When the earthquake foci are plotted in three dimensions, those down to 250 kilometers fall in a plane about 900 kilometers wide, dipping about 33 degrees under the continents with respect to the surface of the earth. The deep earthquakes, on the other hand, are on a plane tilted at 60 degrees. Thus, although they are mechanically connected, the intermediate and deep layers are spatially discontinuous. The dimensions and location of the intermediate layer correspond closely to those of the low-velocity zone.

An interesting clue to the state of the material in the upper mantle was furnished by the Soviet volcanologist G. S. Gorshkov in 1957. He found that shear waves from Japanese earthquakes do not reach the Kamchatka Peninsula when their paths cross the volcanic belt between Japan and the peninsula.
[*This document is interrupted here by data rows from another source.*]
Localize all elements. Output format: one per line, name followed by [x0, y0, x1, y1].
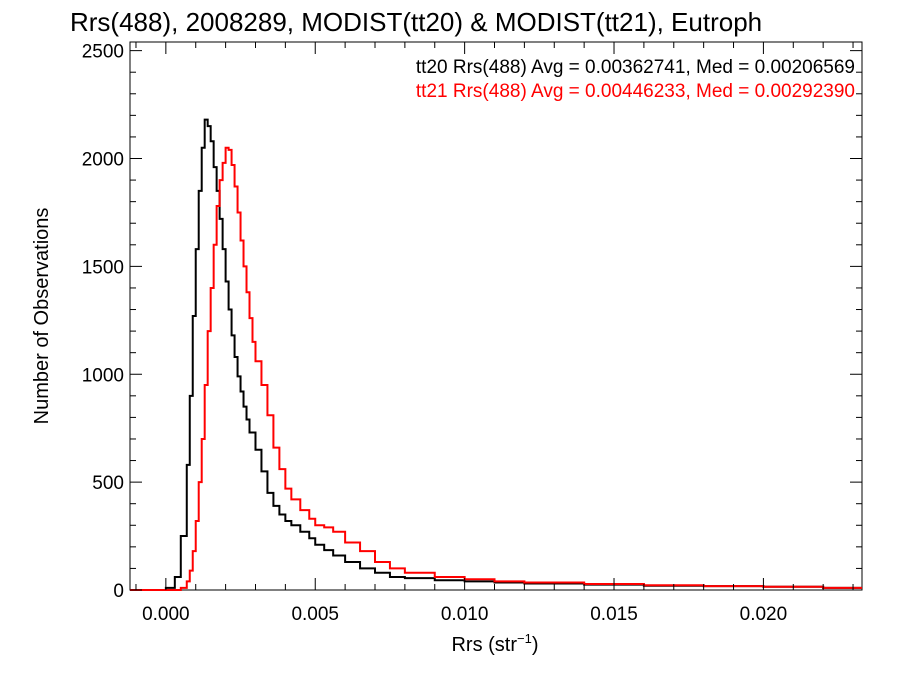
y-tick-label: 2000 — [82, 150, 124, 171]
series-layer — [130, 118, 862, 591]
x-tick-label: 0.000 — [142, 604, 190, 625]
x-tick-label: 0.015 — [590, 604, 638, 625]
legend-entry-tt21: tt21 Rrs(488) Avg = 0.00446233, Med = 0.… — [416, 81, 855, 102]
x-axis-label-superscript: −1 — [517, 631, 532, 646]
x-axis-label-end: ) — [532, 634, 539, 656]
plot-frame — [129, 41, 863, 591]
x-axis-label: Rrs (str−1) — [451, 631, 538, 656]
y-axis-label: Number of Observations — [31, 208, 53, 425]
x-tick-label: 0.010 — [441, 604, 489, 625]
y-tick-label: 0 — [113, 581, 124, 602]
y-tick-label: 2500 — [82, 42, 124, 63]
tick-layer: 0.000 0.005 0.010 0.015 0.020 0 500 1000 1500 200… — [82, 42, 862, 625]
x-tick-label: 0.005 — [291, 604, 339, 625]
plot-border — [129, 41, 863, 591]
chart-title: Rrs(488), 2008289, MODIST(tt20) & MODIST… — [70, 7, 762, 37]
series-line-tt20 — [130, 118, 862, 591]
y-tick-label: 500 — [92, 473, 124, 494]
legend-entry-tt20: tt20 Rrs(488) Avg = 0.00362741, Med = 0.… — [416, 57, 855, 78]
x-axis-label-text: Rrs (str — [451, 634, 517, 656]
series-line-tt21 — [130, 146, 862, 591]
y-tick-label: 1500 — [82, 257, 124, 278]
y-tick-label: 1000 — [82, 365, 124, 386]
x-tick-label: 0.020 — [740, 604, 788, 625]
Gorshkov concluded that there must be pockets of liquid magma at a depth of 55 kilometers that absorb the waves. Apparently in certain regions the temperature not only approaches the melting point but even exceeds it. Many seismologists have remarked on the fact that the average wavelength of shear waves is many times longer than that of compressional waves. The observation could be accounted for by a weak, perhaps partially molten, layer that absorbs the shorter S waves more than the longer S waves.

Volcanoes are concentrated in parts of the world where earthquakes are most common, and the earthquakes actually associated with volcanism mostly originate at depths between 60 and 200 kilometers. This suggests that volcanoes are connected with disturbances in the region of the low-velocity zone. Therefore the distribution of volcanoes constitutes

direct evidence for the temperature-melting point relation inferred from laboratory measurements and suggests that the low-velocity layer may he the source of primary basaltic magma.

Volcanism and the postglacial uplift of the crust constitute the only dynamic, as opposed to static, geological "experiments" Both indicate fluidity, and some degree of actual flow, in the material below the crust. Moreover, they are consistent with the idea of a layer of maximum plasticity in the upper mantle.

Almost all present theories of isostasy and tectonics, including those concerned with mountain building, faulting and the possible drifting of the continents, focus attention on the Mohorovicic discontinuity, which divides the crust of the earth from the mantle. If the picture 1 have tried to outline in this article is correct, the important discontinuity is farther down, at the ill-defined boundary of the rigid lithosphere and the weaker asthenosphere. Most of the activity responsible for the broad-scale features of the earth's surface probably takes place in a low-velocity or plastic layer at the top of the asthenosphere, extending roughly from 60 to 250 kilometers in depth. In particular the existence of such a plastic layer makes the idea of continental drift much more plausible than it has seemed heretofore.